TORONTO (Reuters) - Ontario’s minority Liberal government unveiled a budget on Thursday that projected a larger-than-forecast deficit for fiscal year 2014-15, but it was not clear whether the budget would get enough opposition support to pass and stave off a summer election.
Canada’s most populous province, which accounts for about 40 percent of the country’s economy, will run a budget shortfall of C$12.5 billion ($11.39 billion)in 2014-15 under the C$130.4 billion budget plan unveiled by Finance Minister Charles Sousa.
The deficit is above the government’s year-ago forecast of C$10.1 billion, and more than its 2013-14 shortfall of C$11.3 billion. The province reiterated it plans to return to a balanced budget by 2017-18.
The budget included a proposal for a mandatory provincial pension plan and a tax increase for high-income workers as well as spending for transportation and public infrastructure.
With just 48 seats in the 107-seat Ontario legislature, Premier Kathleen Wynne’s Liberals need the support of at least one opposition party to pass the budget and avert an automatic election.
The right-leaning Progressive Conservatives, who hold the second-largest number of seats, denounced the budget as a “charade” and called it a tax-and-spend budget.
New Democrat leader Andrea Horwath, whose party propped up the Liberals and helped pass the government’s budget last year, will not comment on the new budget until Friday.
“This is a budget that’s long term in scope,” Sousa told reporters. “It’s not about election cycle decisions, nor should it ever be.”
“The premier has made it very clear that we will ask the opposition to come clean as to what they want to do and to move on with it. If the opposition wants to go to the polls, then we’ll take this to the people of Ontario.”
After expanding in 2014-15, the deficit is seen shrinking to C$8.9 billion the following year and to C$5.3 billion in 2016-17. The projection relies on average annual revenue increases of 3.8 percent to the 2016-17 period and expense growth of just 1.7 percent.
Ontario’s deficits spiraled higher in the wake of the 2008 financial crisis, when automakers shed jobs, sending tremors through the province’s industrial base.
“Despite some good results on the spending side, on the deficit number, Ontario is still missing the target, where in the previous five years, they beat the target,” said Sébastien Lavoie, assistant chief economist at Laurentian Bank Securities.
“Finance Minister Sousa made the right choice to get to fiscal sustainability through some bolder actions.”
In addition to the tax changes, the province said it is also looking at its options for selling assets, including government enterprises.
The proposed pension plan would be similar to the well-regarded Canada Pension Plan (CPP), an arm’s length government program that provides pensions to all employees in Canada.
Called the Ontario Retirement Pension Plan (ORPP), it would see employers and employees each contribute an amount that would not exceed 1.9 percent of an employee’s earnings up to a maximum annual earnings threshold of C$90,000.

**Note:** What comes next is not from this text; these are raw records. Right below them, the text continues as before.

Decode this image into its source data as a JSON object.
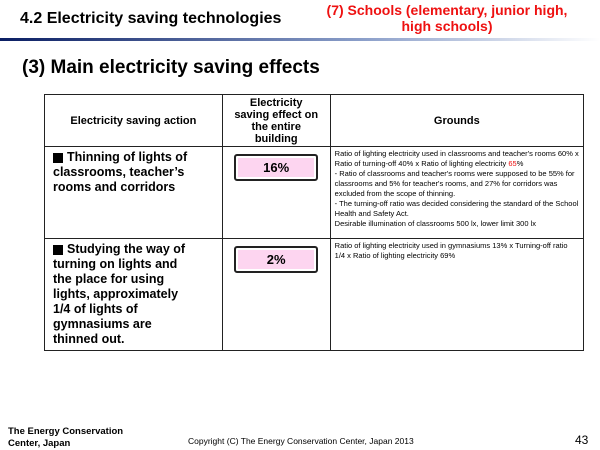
{
  "header": {
    "title": "4.2 Electricity saving technologies",
    "subtitle_line1": "(7) Schools (elementary, junior high,",
    "subtitle_line2": "high schools)"
  },
  "section_title": "(3) Main electricity saving effects",
  "table": {
    "headers": {
      "action": "Electricity saving action",
      "effect_line1": "Electricity",
      "effect_line2": "saving effect on",
      "effect_line3": "the entire",
      "effect_line4": "building",
      "grounds": "Grounds"
    },
    "rows": [
      {
        "action_lines": [
          "Thinning of lights of",
          "classrooms, teacher’s",
          "rooms and corridors"
        ],
        "effect": "16%",
        "grounds_line1": "Ratio of lighting electricity used in classrooms and teacher's rooms 60% x Ratio of turning-off 40% x Ratio of lighting electricity ",
        "grounds_highlight": "65",
        "grounds_line1_end": "%",
        "grounds_line2": "- Ratio of classrooms and teacher's rooms were supposed to be 55% for classrooms and 5% for teacher's rooms, and 27% for corridors was excluded from the scope of thinning.",
        "grounds_line3": "- The turning-off ratio was decided considering the standard of the School Health and Safety Act.",
        "grounds_line4": "Desirable illumination of classrooms 500 lx, lower limit 300 lx"
      },
      {
        "action_lines": [
          "Studying the way of",
          "turning on lights and",
          "the place for using",
          "lights, approximately",
          "1/4 of lights of",
          "gymnasiums are",
          "thinned out."
        ],
        "effect": "2%",
        "grounds_line1": "Ratio of lighting electricity used in gymnasiums 13% x Turning-off ratio 1/4 x Ratio of lighting electricity 69%"
      }
    ]
  },
  "footer": {
    "org_line1": "The Energy Conservation",
    "org_line2": "Center, Japan",
    "copyright": "Copyright (C) The Energy Conservation Center, Japan 2013",
    "page_number": "43"
  }
}
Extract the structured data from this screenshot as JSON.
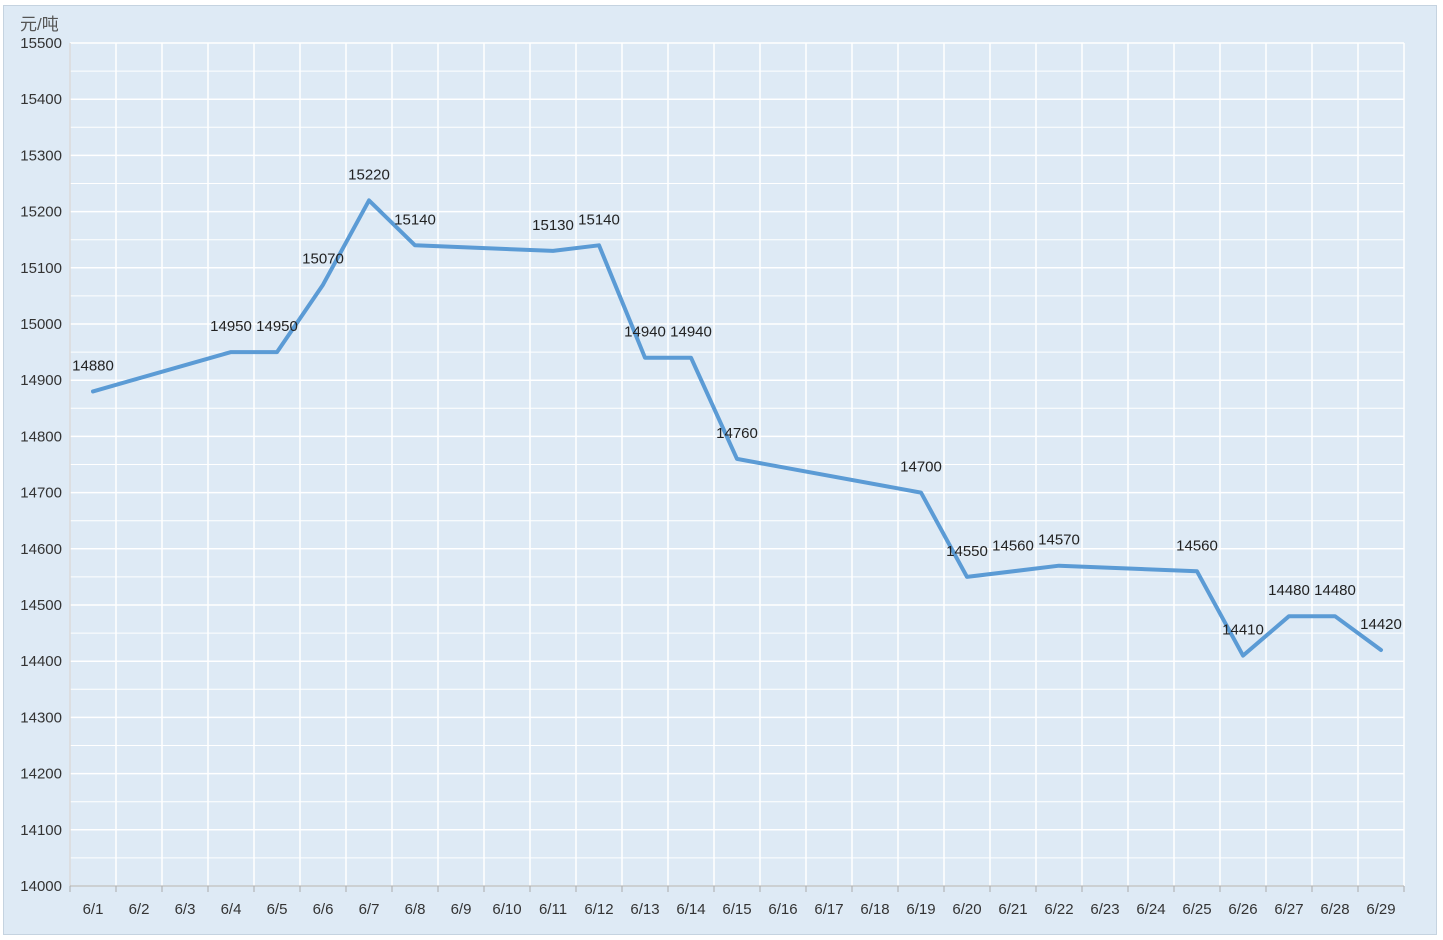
{
  "chart_data": {
    "type": "line",
    "ylabel": "元/吨",
    "title": "",
    "ylim": [
      14000,
      15500
    ],
    "ystep": 100,
    "grid": true,
    "legend": "none",
    "categories": [
      "6/1",
      "6/2",
      "6/3",
      "6/4",
      "6/5",
      "6/6",
      "6/7",
      "6/8",
      "6/9",
      "6/10",
      "6/11",
      "6/12",
      "6/13",
      "6/14",
      "6/15",
      "6/16",
      "6/17",
      "6/18",
      "6/19",
      "6/20",
      "6/21",
      "6/22",
      "6/23",
      "6/24",
      "6/25",
      "6/26",
      "6/27",
      "6/28",
      "6/29"
    ],
    "series": [
      {
        "color": "#5b9bd5",
        "points": [
          {
            "x": "6/1",
            "y": 14880
          },
          {
            "x": "6/4",
            "y": 14950
          },
          {
            "x": "6/5",
            "y": 14950
          },
          {
            "x": "6/6",
            "y": 15070
          },
          {
            "x": "6/7",
            "y": 15220
          },
          {
            "x": "6/8",
            "y": 15140
          },
          {
            "x": "6/11",
            "y": 15130
          },
          {
            "x": "6/12",
            "y": 15140
          },
          {
            "x": "6/13",
            "y": 14940
          },
          {
            "x": "6/14",
            "y": 14940
          },
          {
            "x": "6/15",
            "y": 14760
          },
          {
            "x": "6/19",
            "y": 14700
          },
          {
            "x": "6/20",
            "y": 14550
          },
          {
            "x": "6/22",
            "y": 14570
          },
          {
            "x": "6/25",
            "y": 14560
          },
          {
            "x": "6/26",
            "y": 14410
          },
          {
            "x": "6/27",
            "y": 14480
          },
          {
            "x": "6/28",
            "y": 14480
          },
          {
            "x": "6/29",
            "y": 14420
          }
        ],
        "extra_labels": [
          {
            "x": "6/21",
            "text": "14560"
          }
        ]
      }
    ]
  },
  "colors": {
    "background": "#deeaf5",
    "grid": "#ffffff",
    "line": "#5b9bd5",
    "text": "#333333"
  }
}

Lower income workers would be exempt from contributions, while those already enrolled in a comparable workplace plan would not be required to participate. The government said coverage would apply to about 3 million workers. Under the proposal, the ORPP would be introduced in 2017.
The proposal was likely to heat up the political rhetoric over the best way to ensure a financially secure retirement for an aging population as pensions struggle with poor returns after the financial crisis and employers try to rid themselves of the burden of pension liabilities.
The Canadian government reiterated its position last week that this is not the time to increase contributions to the CPP, a proposition that has been on the agenda of Canada’s provinces for several years.
Ontario said it will make nearly C$29 billion available for investment over the next 10 years in public transit and transportation infrastructure. Total infrastructure spending will be C$130 billion over the next decade.
The budget proposes to add a new tax rate of 12.16 percent on income between C$150,000 and C$220,000. It will also lower the threshold at which the 13.16 percent tax rate bracket kicks in to annual income of C$220,000, down from C$514,090. The province said the tax increases will affect just 2 percent of Ontarians.
Public long-term borrowing in 2014-15 should total C$35 billion, down C$1 billion from 2013-14 and C$2.6 billion below forecasts, the government said.